3. **Uploads vs Avg_Views_Per_Upload**: Weak negative correlation (`-0.25`). Channels with more uploads tend to have slightly lower average views per upload.

### Key Insight:
- **Subscriber count** is strongly tied to **ranking** and **views**, while **upload frequency** has a minor impact on **average views per upload**.

# Views Distribution by Channel (Box Plot)

In [13]:
# Calculate median views by country and sort in descending order
median_views_by_country = df.groupby('Country')['Views'].median().sort_values(ascending=False)

# Sort the DataFrame by median views for the box plot
df_sorted = df.copy()
df_sorted['Country'] = pd.Categorical(df_sorted['Country'], categories=median_views_by_country.index, ordered=True)
df_sorted = df_sorted.sort_values('Country')

# Box plot
fig = px.box(df_sorted, x='Country', y='Views', title='Views Distribution by Country (Sorted by Median Views)')
fig.show(renderer='iframe_connected')

### Key Insights:
- **Pakistan (PK)** has the highest median and mean views (**61.8 billion**), followed by the **Philippines (PH)** with **56.3 billion** views.
- **India (IN)** ranks third in mean views (**55.9 billion**) but fifth in median views (**38.4 billion**), indicating a wide distribution of viewership.
- The **United States (US)** has a high mean view count (**45.0 billion**) but does not appear in the top 5 for median views, suggesting significant variability in viewership.
- Countries like **Argentina (AR)**, **Russia (RU)**, and **South Korea (KR)** show consistent performance in both median and mean views, with values ranging between **31.9 billion** and **42.1 billion**.
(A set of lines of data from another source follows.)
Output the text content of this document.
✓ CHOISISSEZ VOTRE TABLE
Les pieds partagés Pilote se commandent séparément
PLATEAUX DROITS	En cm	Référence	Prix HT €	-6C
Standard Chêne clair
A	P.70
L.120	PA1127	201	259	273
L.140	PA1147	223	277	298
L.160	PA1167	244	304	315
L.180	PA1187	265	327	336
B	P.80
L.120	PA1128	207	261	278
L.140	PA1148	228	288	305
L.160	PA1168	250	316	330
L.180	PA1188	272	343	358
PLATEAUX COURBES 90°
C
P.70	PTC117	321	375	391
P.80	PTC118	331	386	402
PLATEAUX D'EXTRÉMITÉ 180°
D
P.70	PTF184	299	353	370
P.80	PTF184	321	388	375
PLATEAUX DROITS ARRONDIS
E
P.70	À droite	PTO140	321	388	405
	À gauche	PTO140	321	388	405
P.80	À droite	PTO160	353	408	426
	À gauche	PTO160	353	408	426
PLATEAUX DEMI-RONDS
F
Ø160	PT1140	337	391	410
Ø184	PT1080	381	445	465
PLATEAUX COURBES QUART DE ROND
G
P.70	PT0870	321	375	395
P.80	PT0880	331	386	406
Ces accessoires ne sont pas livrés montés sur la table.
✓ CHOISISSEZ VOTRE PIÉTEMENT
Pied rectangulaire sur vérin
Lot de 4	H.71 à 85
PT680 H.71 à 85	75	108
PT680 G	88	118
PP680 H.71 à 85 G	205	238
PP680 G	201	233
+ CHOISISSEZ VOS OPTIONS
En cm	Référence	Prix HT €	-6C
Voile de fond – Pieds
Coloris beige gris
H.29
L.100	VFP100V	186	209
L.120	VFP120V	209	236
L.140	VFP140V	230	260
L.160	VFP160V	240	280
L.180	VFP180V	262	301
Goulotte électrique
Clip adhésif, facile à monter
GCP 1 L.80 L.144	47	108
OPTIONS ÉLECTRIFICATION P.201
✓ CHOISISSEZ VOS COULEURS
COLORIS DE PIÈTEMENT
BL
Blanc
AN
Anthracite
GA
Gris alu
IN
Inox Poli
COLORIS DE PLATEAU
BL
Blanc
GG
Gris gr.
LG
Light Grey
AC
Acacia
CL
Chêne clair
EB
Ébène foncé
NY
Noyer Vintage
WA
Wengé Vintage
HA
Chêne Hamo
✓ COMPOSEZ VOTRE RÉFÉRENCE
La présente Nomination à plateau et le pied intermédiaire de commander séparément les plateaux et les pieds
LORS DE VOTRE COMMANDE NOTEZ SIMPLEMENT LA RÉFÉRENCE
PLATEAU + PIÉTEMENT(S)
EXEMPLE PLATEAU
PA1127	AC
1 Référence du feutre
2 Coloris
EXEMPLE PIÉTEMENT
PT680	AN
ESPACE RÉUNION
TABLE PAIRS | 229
# Interactive Scatter Plot with Hover Data

In [14]:
# Scatter plot with hover data
fig = px.scatter(df, x='Subscribers', y='Views', color='Country', hover_data=['Username', 'Uploads'], title='Subscribers vs Views with Hover Data')
fig.show(renderer='iframe_connected')

# Cumulative Views by Country (Pie Chart)


In [15]:

country_views = df.groupby('Country')['Views'].sum().reset_index()

# Pie chart
fig = px.pie(country_views, values='Views', names='Country', title='Proportion of Total Views by Country')
fig.show(renderer='iframe_connected')

### Key Insights:
**India** and the **United States** collectively account for **~70%** of the total views, highlighting their dominance in global YouTube viewership. Other countries contribute smaller but meaningful shares, reflecting YouTube's widespread but uneven global reach.

# Top 10 Channels by Views

In [16]:
# Sort by Views
df_sorted = df.sort_values(by='Views', ascending=False).head(10)

# Bar plot
fig = px.bar(df_sorted, x='Username', y='Views', title='Top 10 Channels by Views')
fig.show(renderer='iframe_connected')

### Key Insights:
Diverse genres like entertainment, music, and kids' content dominate, with **HAR PAL GEO** and **El Reino Infantil** leading in viewership.